[arin-ppml] Micro-allocation policy proposal draft

Owen DeLong owen at delong.com
Tue Sep 23 18:08:48 EDT 2014


My personal opinion is that the existing 4.4 language is quite adequate for the IPv4 needs for critical infrastructure and that there is no need to rearrange these particular IPv4 deck chairs at this time.

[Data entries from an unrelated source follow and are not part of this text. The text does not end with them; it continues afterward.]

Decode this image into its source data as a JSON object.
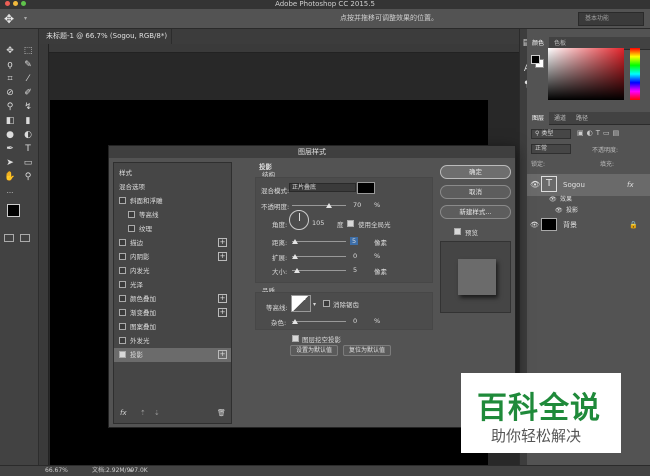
{
  "app": {
    "title": "Adobe Photoshop CC 2015.5",
    "hint": "点按并拖移可调整效果的位置。",
    "workspace": "基本功能"
  },
  "document": {
    "tab": "未标题-1 @ 66.7% (Sogou, RGB/8*) *",
    "zoom": "66.67%",
    "info": "文档:2.92M/997.0K"
  },
  "panels": {
    "color_tabs": [
      "颜色",
      "色板"
    ],
    "layer_tabs": [
      "图层",
      "通道",
      "路径"
    ],
    "filter": "类型",
    "blend": "正常",
    "opacity_label": "不透明度:",
    "lock_label": "锁定:",
    "fill_label": "填充:",
    "layers": [
      {
        "name": "Sogou",
        "fx": "fx",
        "effects": "效果",
        "effect": "投影"
      },
      {
        "name": "背景"
      }
    ]
  },
  "dialog": {
    "title": "图层样式",
    "styles_header": "样式",
    "blend_options": "混合选项",
    "items": [
      {
        "label": "斜面和浮雕",
        "checked": false,
        "plus": false
      },
      {
        "label": "等高线",
        "checked": false,
        "plus": false,
        "indent": true
      },
      {
        "label": "纹理",
        "checked": false,
        "plus": false,
        "indent": true
      },
      {
        "label": "描边",
        "checked": false,
        "plus": true
      },
      {
        "label": "内阴影",
        "checked": false,
        "plus": true
      },
      {
        "label": "内发光",
        "checked": false,
        "plus": false
      },
      {
        "label": "光泽",
        "checked": false,
        "plus": false
      },
      {
        "label": "颜色叠加",
        "checked": false,
        "plus": true
      },
      {
        "label": "渐变叠加",
        "checked": false,
        "plus": true
      },
      {
        "label": "图案叠加",
        "checked": false,
        "plus": false
      },
      {
        "label": "外发光",
        "checked": false,
        "plus": false
      },
      {
        "label": "投影",
        "checked": true,
        "plus": true,
        "selected": true
      }
    ],
    "fx": "fx",
    "section": "投影",
    "structure": "结构",
    "blend_mode_label": "混合模式:",
    "blend_mode": "正片叠底",
    "opacity_label": "不透明度:",
    "opacity": "70",
    "pct": "%",
    "angle_label": "角度:",
    "angle": "105",
    "deg": "度",
    "global_light": "使用全局光",
    "distance_label": "距离:",
    "distance": "5",
    "px": "像素",
    "spread_label": "扩展:",
    "spread": "0",
    "size_label": "大小:",
    "size": "5",
    "quality": "品质",
    "contour_label": "等高线:",
    "antialias": "消除锯齿",
    "noise_label": "杂色:",
    "noise": "0",
    "knockout": "图层挖空投影",
    "set_default": "设置为默认值",
    "reset_default": "复位为默认值",
    "ok": "确定",
    "cancel": "取消",
    "new_style": "新建样式...",
    "preview": "预览"
  },
  "watermark": {
    "title": "百科全说",
    "subtitle": "助你轻松解决"
  },
  "colors": {
    "accent": "#e3242b",
    "watermark_red": "#e02020"
  }
}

I do not see any advantage to the proposed new language.

Owen

On Sep 22, 2014, at 11:26 AM, David Huberman <David.Huberman at microsoft.com> wrote:

> Thanks for the replies, Andrew!
>  
> Yes, that would work.  It was the “not defined in other …” language which lead me to mis-read what you intended. :)
>  
> David R Huberman
> Microsoft Corporation
> Principal, Global IP Addressing
>  
> From: Andrew Dul [mailto:andrew.dul at quark.net] 
> Sent: Monday, September 22, 2014 11:22 AM
> To: David Huberman; arin-ppml at arin.net; Andrew Dul
> Subject: Re: [arin-ppml] Micro-allocation policy proposal draft
>  
> David,
> 
> If the last section was changed to...
> 
> Other critical infrastructure such as core DNS service providers (e.g. ICANN-sanctioned root and ccTLD operators) as well as the RIRs and IANA, may receive allocations from ARIN, when operational need can be demonstrated.
> 
> Would this alleviate your concerns?
> 
> Andrew
> 
> On 9/22/2014 11:09 AM, David Huberman wrote:
> I apologize – I wish to follow-up on my own post as I hastily composed it.
>  
> Many years ago, Randy Bush made a point which resonated me:  we want to avoid “golden networks”.  We want to avoid 8.8.8.8 being designated a critical internet infrastructure service just because it’s successful.  Its absence would not stop the internet from working (in this case, DNS would still resolve just fine).  We want to avoid “anycast” being a “golden network”.  Anycast is an engineering choice, but its existence within a platform is not mission critical.  It just works better that way, maybe, but not more than that.
>  
> My stated concern with the new text is it opens to the door to Randy’s golden networks.  I’d prefer not to, especially as I think the pre-defined list serves us well.
>  
> David R Huberman
> Microsoft Corporation
> Principal, Global IP Addressing
>  
> From: arin-ppml-bounces at arin.net [mailto:arin-ppml-bounces at arin.net] On Behalf Of David Huberman
> Sent: Monday, September 22, 2014 11:05 AM
> To: arin-ppml at arin.net; Andrew Dul
> Subject: Re: [arin-ppml] Micro-allocation policy proposal draft
>  
> ​ This text concerns me:
> 
> > Other critical infrastructure which is not defined in other sub-sections of section 4.4,
> > may receive allocations from ARIN, when operational need can be demonstrated. 
>  
> Can you please give us a real-world example?  The pre-defined list of critical operators has served us well over 17 years. I've never seen nor heard of something that's truly critical to the operation of the internet that isn't in this list that has petitioned ARIN and failed.   I'm loathe to change it.